Enhanced Structural Analysis
A comprehensive design environment is vital for today’s infrastructure projects, as even small adjustments can impact the entire schedule. So, one of our top priorities was to enhance the software’s capabilities in structural analysis and to create stronger, more seamless integrations with other essential tools in the ALLPLAN suite.
Our new structural analysis tools are purpose-built for bridge engineering. By integrating these tools directly into the design-to-build workflow, we’ve empowered users to conduct detailed structural analysis without leaving the software. This integration enables users to perform a full range of analyses for bridges and other civil structures, ensuring both the efficiency and reliability of their designs. We’ve also made it easy for users to visualize these structural checks within the 3D model, allowing for immediate feedback and adjustments where needed.

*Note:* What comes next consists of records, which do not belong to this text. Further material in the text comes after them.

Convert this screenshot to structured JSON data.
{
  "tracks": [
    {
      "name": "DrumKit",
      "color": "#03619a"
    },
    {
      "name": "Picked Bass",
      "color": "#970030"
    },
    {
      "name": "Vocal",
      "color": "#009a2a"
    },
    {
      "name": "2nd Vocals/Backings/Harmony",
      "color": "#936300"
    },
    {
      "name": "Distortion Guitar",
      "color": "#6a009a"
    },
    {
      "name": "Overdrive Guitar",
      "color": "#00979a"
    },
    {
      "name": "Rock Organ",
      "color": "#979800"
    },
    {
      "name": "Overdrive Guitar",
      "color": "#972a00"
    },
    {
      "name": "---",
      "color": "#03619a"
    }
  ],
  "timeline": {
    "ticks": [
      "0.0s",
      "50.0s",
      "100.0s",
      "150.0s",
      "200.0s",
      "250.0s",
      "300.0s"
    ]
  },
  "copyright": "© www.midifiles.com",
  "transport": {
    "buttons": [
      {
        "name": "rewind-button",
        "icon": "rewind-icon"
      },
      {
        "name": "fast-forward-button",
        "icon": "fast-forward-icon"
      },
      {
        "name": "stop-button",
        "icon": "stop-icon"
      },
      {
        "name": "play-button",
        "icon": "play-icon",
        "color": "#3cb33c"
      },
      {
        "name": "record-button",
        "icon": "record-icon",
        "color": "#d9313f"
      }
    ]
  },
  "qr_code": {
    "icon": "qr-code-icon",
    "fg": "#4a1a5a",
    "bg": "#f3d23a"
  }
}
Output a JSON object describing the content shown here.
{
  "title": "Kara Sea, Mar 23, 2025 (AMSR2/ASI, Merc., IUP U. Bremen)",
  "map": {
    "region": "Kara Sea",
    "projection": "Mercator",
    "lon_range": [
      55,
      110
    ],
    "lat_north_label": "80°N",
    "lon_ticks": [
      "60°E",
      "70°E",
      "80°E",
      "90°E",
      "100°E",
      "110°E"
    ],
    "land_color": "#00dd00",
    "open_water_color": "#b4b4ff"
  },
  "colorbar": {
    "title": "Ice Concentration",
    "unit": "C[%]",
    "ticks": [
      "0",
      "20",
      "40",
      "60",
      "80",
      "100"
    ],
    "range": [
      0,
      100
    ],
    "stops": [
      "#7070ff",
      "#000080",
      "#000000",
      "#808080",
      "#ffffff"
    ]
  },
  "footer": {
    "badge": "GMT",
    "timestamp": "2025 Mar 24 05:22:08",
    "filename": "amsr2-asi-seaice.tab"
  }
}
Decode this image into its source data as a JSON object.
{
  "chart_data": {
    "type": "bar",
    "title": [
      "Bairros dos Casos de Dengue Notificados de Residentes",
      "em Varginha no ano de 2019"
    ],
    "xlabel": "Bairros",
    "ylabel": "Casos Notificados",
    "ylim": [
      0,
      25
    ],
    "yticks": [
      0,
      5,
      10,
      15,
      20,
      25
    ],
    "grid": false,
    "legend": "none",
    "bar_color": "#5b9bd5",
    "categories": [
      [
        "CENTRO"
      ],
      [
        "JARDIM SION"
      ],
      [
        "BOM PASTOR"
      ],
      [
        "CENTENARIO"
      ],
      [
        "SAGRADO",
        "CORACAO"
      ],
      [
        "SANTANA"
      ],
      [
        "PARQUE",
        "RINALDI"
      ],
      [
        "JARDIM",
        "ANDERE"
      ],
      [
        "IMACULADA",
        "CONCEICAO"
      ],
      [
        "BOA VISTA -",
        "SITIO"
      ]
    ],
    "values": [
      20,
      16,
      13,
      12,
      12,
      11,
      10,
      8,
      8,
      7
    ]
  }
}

The recent mergers with SCIA and FRILO have brought additional advantages to ALLPLAN Civil users, particularly with the inclusion of SCIA Ultimate. SCIA’s powerful capabilities complement ALLPLAN Civil’s parametric modeling tools, and now, with our automated AutoConverter, users can create analytical models directly from the ALLPLAN model. This link means any modifications to the analytical model can be communicated to the project team and the geometrical model can be subsequently updated, reducing errors, saving time, and ultimately improving project quality.
Future Vision and Ongoing Commitment
Looking forward, our vision for ALLPLAN Civil remains centered on empowering engineers to handle the complexities of modern infrastructure projects with confidence and precision. The shift to ALLPLAN Civil is more than just a name change – it’s a reflection of this vision. Civil engineering is evolving, and so are we. Our goal is to stay ahead of this evolution, while equipping engineers with the tools to shape our built environment with resilience and ingenuity.